The Raven-Girl in Niffenegger’s story is born from an unlikely marriage between a postman and a (girl) raven. The story treatment by McGregor is simplistic despite the luxury digital visuals and lush movie-score music - it’s no parable about difference, it’s no allegory about knowing yourself.
The raven girl is born to mismatched parents, feels split, asks a plastic surgeon to give her wings, then finds she can’t fly with the wings which are a lot better than her mum’s, and all is confusion after that. She wanders happily up a cliff in the dark with a raven swain, but is she now happy as all bird? And how do her odd-sock parents feel about their own life together?
Like Christopher Wheeldon’s Alice in Wonderland for the Royal Ballet, this is a work reliant on hyperactive designers while the choreographer takes a back seat. Niffenegger's charcoal palette from her book is faithfully deployed by digital whizz Ravi Deepres and designer Vicki Mortimer. There is less choreography in the inordinately long work (72 minutes) than mime and walking about, which conspires to avoid tackling the psychological life of the curious personages.
Sarah Lamb looks sweet and pliant in a black gamine wig as the Raven-Girl, and gives not a clue whether she feels pain in any part of her life, with or without wings. But she hasn’t much to play with, except for trapezes and chairs (pictured right by Johan Persson/ROH). Only two pieces of dance stand out. There's an unkindness of ravens, a corps de corbeaux, so stylishly underlit by Lucy Carter that what must be time-consumingly intricate choreography is almost invisible.

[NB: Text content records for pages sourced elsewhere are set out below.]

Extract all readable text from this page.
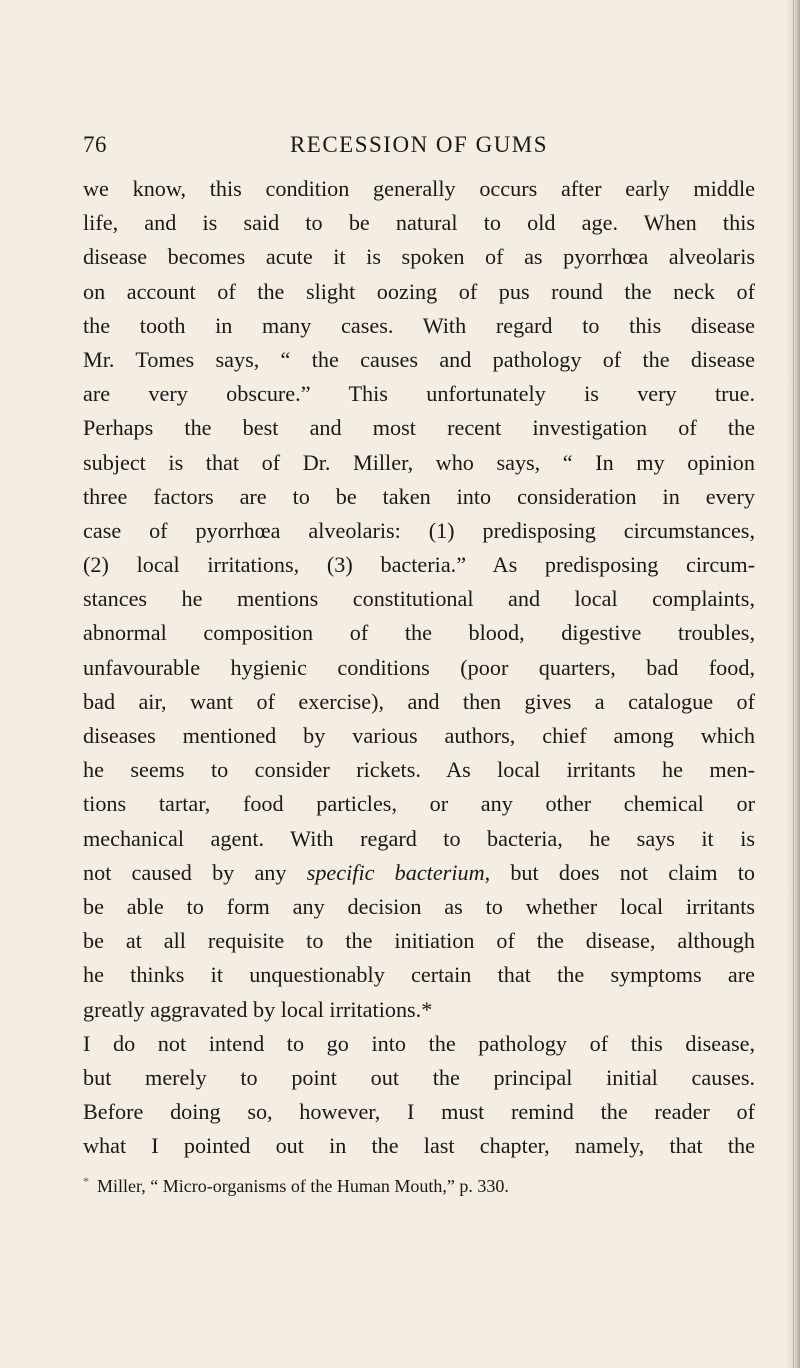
76	RECESSION OF GUMS
we know, this condition generally occurs after early middle
life, and is said to be natural to old age. When this
disease becomes acute it is spoken of as pyorrhœa alveolaris
on account of the slight oozing of pus round the neck of
the tooth in many cases. With regard to this disease
Mr. Tomes says, “ the causes and pathology of the disease
are very obscure.” This unfortunately is very true.
Perhaps the best and most recent investigation of the
subject is that of Dr. Miller, who says, “ In my opinion
three factors are to be taken into consideration in every
case of pyorrhœa alveolaris: (1) predisposing circumstances,
(2) local irritations, (3) bacteria.” As predisposing circum-
stances he mentions constitutional and local complaints,
abnormal composition of the blood, digestive troubles,
unfavourable hygienic conditions (poor quarters, bad food,
bad air, want of exercise), and then gives a catalogue of
diseases mentioned by various authors, chief among which
he seems to consider rickets. As local irritants he men-
tions tartar, food particles, or any other chemical or
mechanical agent. With regard to bacteria, he says it is
not caused by any specific bacterium, but does not claim to
be able to form any decision as to whether local irritants
be at all requisite to the initiation of the disease, although
he thinks it unquestionably certain that the symptoms are
greatly aggravated by local irritations.*
I do not intend to go into the pathology of this disease,
but merely to point out the principal initial causes.
Before doing so, however, I must remind the reader of
what I pointed out in the last chapter, namely, that the
* Miller, “ Micro-organisms of the Human Mouth,” p. 330.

We get lift-off finally in the culminating pas de deux for the Raven Girl and the Raven Prince, who appears like magic at the end, an unexplained mystery. This makes lovely, heart-lifting attempts at launch, Lamb wafted weightlessly in her dream of flying by the supportive Eric Underwood, helped into her own fantasy through some imaginative and even erotic work by McGregor which at last sets loose something childlike and human in that oppressively cool cerebrum of his.
However, it is more rewarding to see a choreographer who you sense felt an imperative to put her characters on stage and show us their emotional lives. Cathy Marston isn’t an innovative or inventive choreographer of movement, but she has thrown all her might into Witch-Hunt. An intelligent passion for her subject runs through the work, redeeming many of its weaknesses. Her choice of 17th-century music by Vivaldi and his contemporaries offsets music created to rise above baseness against events that expose human beings’ animal fears, particularly about women and sex.
The cast, dressed in white, resemble staff at a psychiatric hospital, where an actress voices her memories of being an ailing child who came under the influence of a new servant to the household, a beautiful, alluring creature whose sexual attractiveness rapidly saw her accused as a witch. The child vomited needles; who put the needles in her milk? The servant, being a witch? The mother, both jealous of the servant and in love with her, attempting to frame her? The child herself, unhinged by her desperate sense of alienation from her mother?